How do you get your cheesecake batters to layer, instead of combining? I've swirled two flavors together but never layered them. I'd love to do this for one of my customers.
Bake the layers in separate pans.
There's a recipe in Death by Chocolate
by Marcel Desaulniers for a double layer chocolate pumpkin cheesecake. The chocolate layer is baked in a springform pan with the crust and the pumpkin layer is baked in a regular cake pan with buttered parchment paper. You just invert the cake pan over the springform pan. I think about trying different flavor combinations, but never seem to get around to it.

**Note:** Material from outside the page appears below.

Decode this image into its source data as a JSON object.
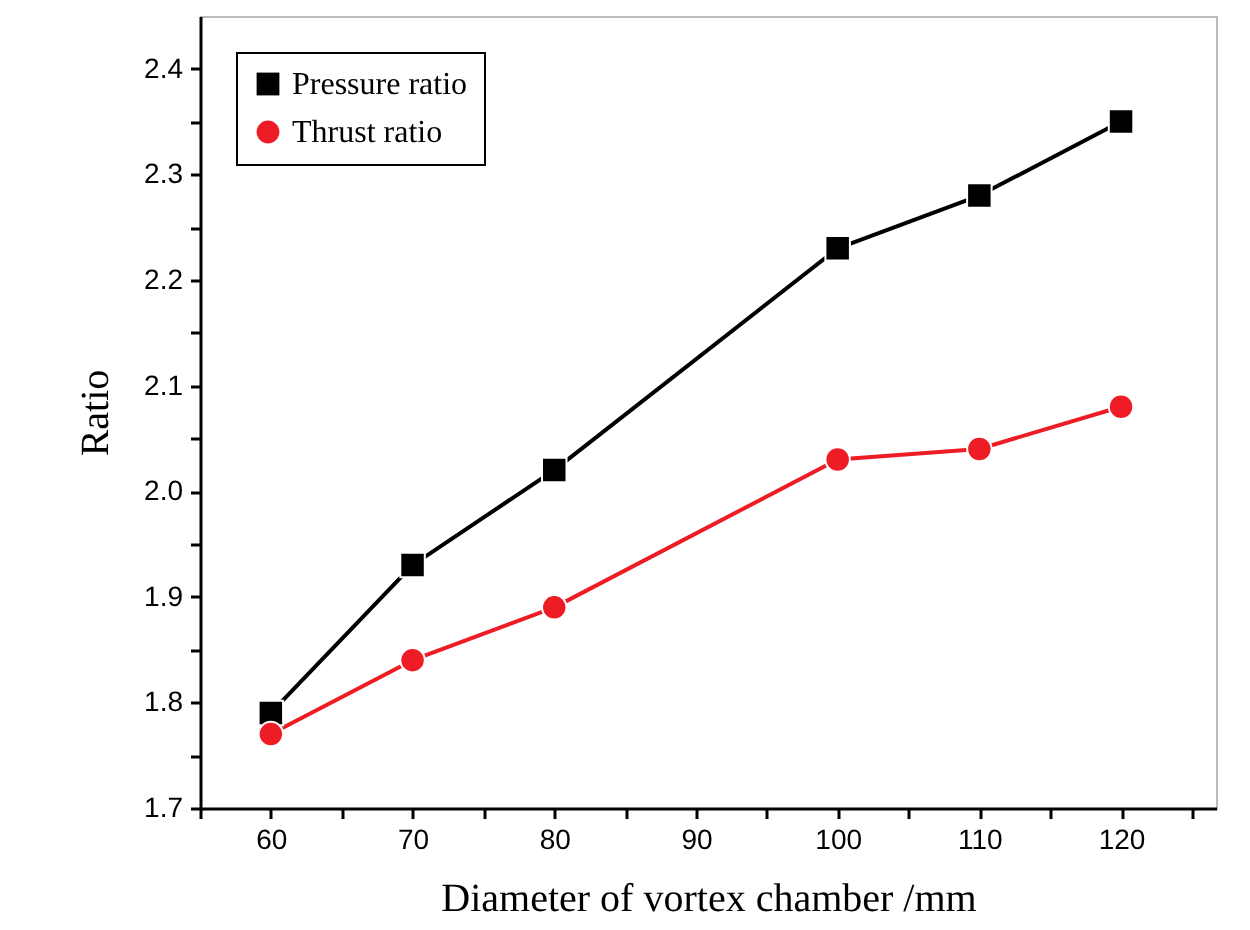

Here's a question though: in almost every cheesecake recipe I've read, it says to be careful not to overbeat the mixture. The recipe above though calls for beating the mixture for several minutes on high speed, seemingly in direct contradiction to the others. How come beating the hell out of the batter works here but is a danger in other recipes? It's been bugging me for a while, I feel like I must be missing something really obvious.

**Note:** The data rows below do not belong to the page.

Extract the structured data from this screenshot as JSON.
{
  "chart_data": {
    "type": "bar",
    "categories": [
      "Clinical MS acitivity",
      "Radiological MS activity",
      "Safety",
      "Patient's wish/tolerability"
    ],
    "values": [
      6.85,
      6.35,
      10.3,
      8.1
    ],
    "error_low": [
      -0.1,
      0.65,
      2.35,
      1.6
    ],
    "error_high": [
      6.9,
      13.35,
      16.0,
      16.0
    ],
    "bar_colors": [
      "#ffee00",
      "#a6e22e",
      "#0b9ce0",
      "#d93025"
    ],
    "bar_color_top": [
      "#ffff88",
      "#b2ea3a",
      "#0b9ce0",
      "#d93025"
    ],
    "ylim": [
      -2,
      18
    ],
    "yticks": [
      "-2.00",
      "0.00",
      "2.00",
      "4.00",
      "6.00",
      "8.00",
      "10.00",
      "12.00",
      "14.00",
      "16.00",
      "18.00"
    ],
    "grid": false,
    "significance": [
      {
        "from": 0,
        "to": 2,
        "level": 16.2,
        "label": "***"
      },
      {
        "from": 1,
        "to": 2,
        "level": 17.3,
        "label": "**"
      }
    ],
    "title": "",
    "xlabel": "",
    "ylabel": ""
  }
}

ediot: here's a link to the recipe chocolate pumpkin cheesecake
and an excerpt of the beating instructions:
Beat on low for l minute and on medium for 2 minutes. Scrape down the sides of the bowl, then beat on medium for 2 more minutes and on high for 3 minutes. Scrape down the bowl. Add 3 eggs one at a time, beating on high for 20 seconds and scraping down the bowl after each addition. Add l tsp vanilla extract and beat on medium for l5 seconds, then beat for 2 more minutes on high.
Edited by gknl, 06 November 2003 - 03:42 AM.